Why Your IoT Cloud Bill Is About to Change Shape — And What to Do About It
Something interesting is happening inside the companies that make physical things — the industrial firms, the fleet operators, the smart building managers, the manufacturers running IoT platforms at scale. They’re all quietly becoming AI companies. Not because they want to be. Because the economics are forcing their hand.
A recent analysis by Andreessen Horowitz, based on spending data from over 200,000 companies, revealed that AI application spend is surging — and it’s no longer confined to software startups in San Francisco. The top 50 AI applications by enterprise spend now include everything from creative tools and coding platforms to compliance automation and accounting software. The pattern is clear: AI is moving from experimental side project to core operational cost.
For anyone working in IoT and industrial technology, this shift has a very specific implication: the cloud bill is changing shape. And if you’re not paying attention, it’s going to catch you off guard.
IoT Was Already Cloud-Heavy. AI Makes It Worse.
IoT platforms have always been cloud-dependent. Sensor data flows into Azure IoT Hub, AWS IoT Core, or Google Cloud IoT — where it gets stored, processed, and analysed. That’s been the architecture for a decade. But the workloads running on top of that data are changing fast.
Predictive maintenance models that used to run on simple threshold logic are being replaced by machine learning pipelines that need GPU compute for training. Anomaly detection across thousands of sensors is moving from rule-based alerting to AI-driven pattern recognition. Natural language interfaces are being layered on top of industrial dashboards so that operations managers can query their data conversationally instead of writing SQL. Every one of these upgrades adds AI inference costs on top of existing IoT infrastructure costs.
The a16z data backs this up. Nearly 70% of the top AI applications they tracked can be adopted by individuals and brought into teams without enterprise procurement — meaning AI tools are spreading through organisations bottom-up, often without centralised budget oversight. In IoT-heavy companies, this means engineers, data scientists, and even field technicians are spinning up AI workloads that nobody in finance is tracking until the invoice arrives.
The Hidden Problem: Over-Provisioned Cloud Commitments
Here’s the part that doesn’t get enough attention. Many IoT and industrial technology companies signed cloud commitments — reserved instances, enterprise agreements, or startup credits — based on projections that assumed their workloads would grow in a certain way. Then AI happened, and everything shifted.
Some teams moved workloads to a different provider that offered better AI services. Others consolidated platforms and ended up with surplus capacity on their original cloud contract. Startups that received large Azure or AWS grants through accelerator programmes pivoted their product and never consumed the credits. The result is a growing pool of unused cloud capacity sitting on balance sheets, quietly expiring.

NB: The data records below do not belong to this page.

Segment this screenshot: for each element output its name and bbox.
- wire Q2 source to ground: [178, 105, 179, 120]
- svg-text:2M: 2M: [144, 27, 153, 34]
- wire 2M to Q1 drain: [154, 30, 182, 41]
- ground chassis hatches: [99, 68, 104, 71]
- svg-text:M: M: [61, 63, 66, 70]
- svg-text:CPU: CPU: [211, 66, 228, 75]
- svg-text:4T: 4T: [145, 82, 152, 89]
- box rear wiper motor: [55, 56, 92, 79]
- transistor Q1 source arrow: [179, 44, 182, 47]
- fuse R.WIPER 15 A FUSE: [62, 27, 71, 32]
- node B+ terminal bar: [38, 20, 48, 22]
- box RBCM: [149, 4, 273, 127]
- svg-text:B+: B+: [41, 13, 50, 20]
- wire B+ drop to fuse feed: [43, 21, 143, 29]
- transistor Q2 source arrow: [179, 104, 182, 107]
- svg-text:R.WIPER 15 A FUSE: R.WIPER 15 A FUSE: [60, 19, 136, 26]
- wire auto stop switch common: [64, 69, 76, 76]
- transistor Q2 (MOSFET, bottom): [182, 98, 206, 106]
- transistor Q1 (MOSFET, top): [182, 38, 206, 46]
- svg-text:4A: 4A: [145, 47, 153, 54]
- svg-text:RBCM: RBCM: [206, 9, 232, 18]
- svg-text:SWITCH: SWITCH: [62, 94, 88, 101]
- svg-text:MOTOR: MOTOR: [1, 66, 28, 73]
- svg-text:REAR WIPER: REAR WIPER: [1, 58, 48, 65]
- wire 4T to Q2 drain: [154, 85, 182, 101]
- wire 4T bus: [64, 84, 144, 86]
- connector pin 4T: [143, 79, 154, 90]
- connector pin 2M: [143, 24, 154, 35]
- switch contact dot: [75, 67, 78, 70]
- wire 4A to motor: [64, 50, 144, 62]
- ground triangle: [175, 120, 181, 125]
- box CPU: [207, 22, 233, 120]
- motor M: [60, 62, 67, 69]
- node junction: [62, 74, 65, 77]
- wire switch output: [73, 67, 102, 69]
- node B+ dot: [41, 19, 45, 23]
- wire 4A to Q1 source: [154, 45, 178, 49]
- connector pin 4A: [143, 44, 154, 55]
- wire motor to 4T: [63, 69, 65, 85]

If your organisation has unused Azure capacity — whether from a startup grant, an enterprise agreement you’ve outgrown, or credits from a programme you no longer participate in — you can sell Azure credits through brokers who match sellers with buyers looking for discounted cloud capacity. It’s a straightforward way to recover cash from credits that would otherwise expire worthless. Given how fast cloud strategies are shifting right now, this is worth checking at least quarterly.
What Smart IoT Companies Are Doing Differently
The companies handling this transition well share a few common practices. First, they’re separating IoT infrastructure costs from AI inference costs in their cloud budgets — treating them as distinct line items with different growth trajectories and different optimisation levers. IoT data ingestion and storage is predictable. AI inference is not.
Second, they’re pushing inference to the edge wherever possible. Running an anomaly detection model on a gateway device at the factory floor costs a fraction of running it in the cloud — and it’s faster. Edge AI is not new, but the economic pressure from rising cloud inference costs is making it a financial necessity rather than a technical preference.
Third, they’re auditing their cloud commitments regularly. The days of signing a three-year cloud deal and forgetting about it are over. When your workload mix is changing every quarter — more AI, less traditional compute, different providers for different tasks — your cloud procurement strategy needs to be equally dynamic.
The Takeaway for IoT and Industrial Tech
AI spend is now a core infrastructure cost, not a research experiment. If you’re running IoT at scale, your cloud bill is going to look fundamentally different 12 months from now. Separate your IoT and AI budgets, push inference to the edge where you can, and don’t let unused cloud credits expire on the books. The companies that manage this transition proactively will have a structural cost advantage over those that don’t.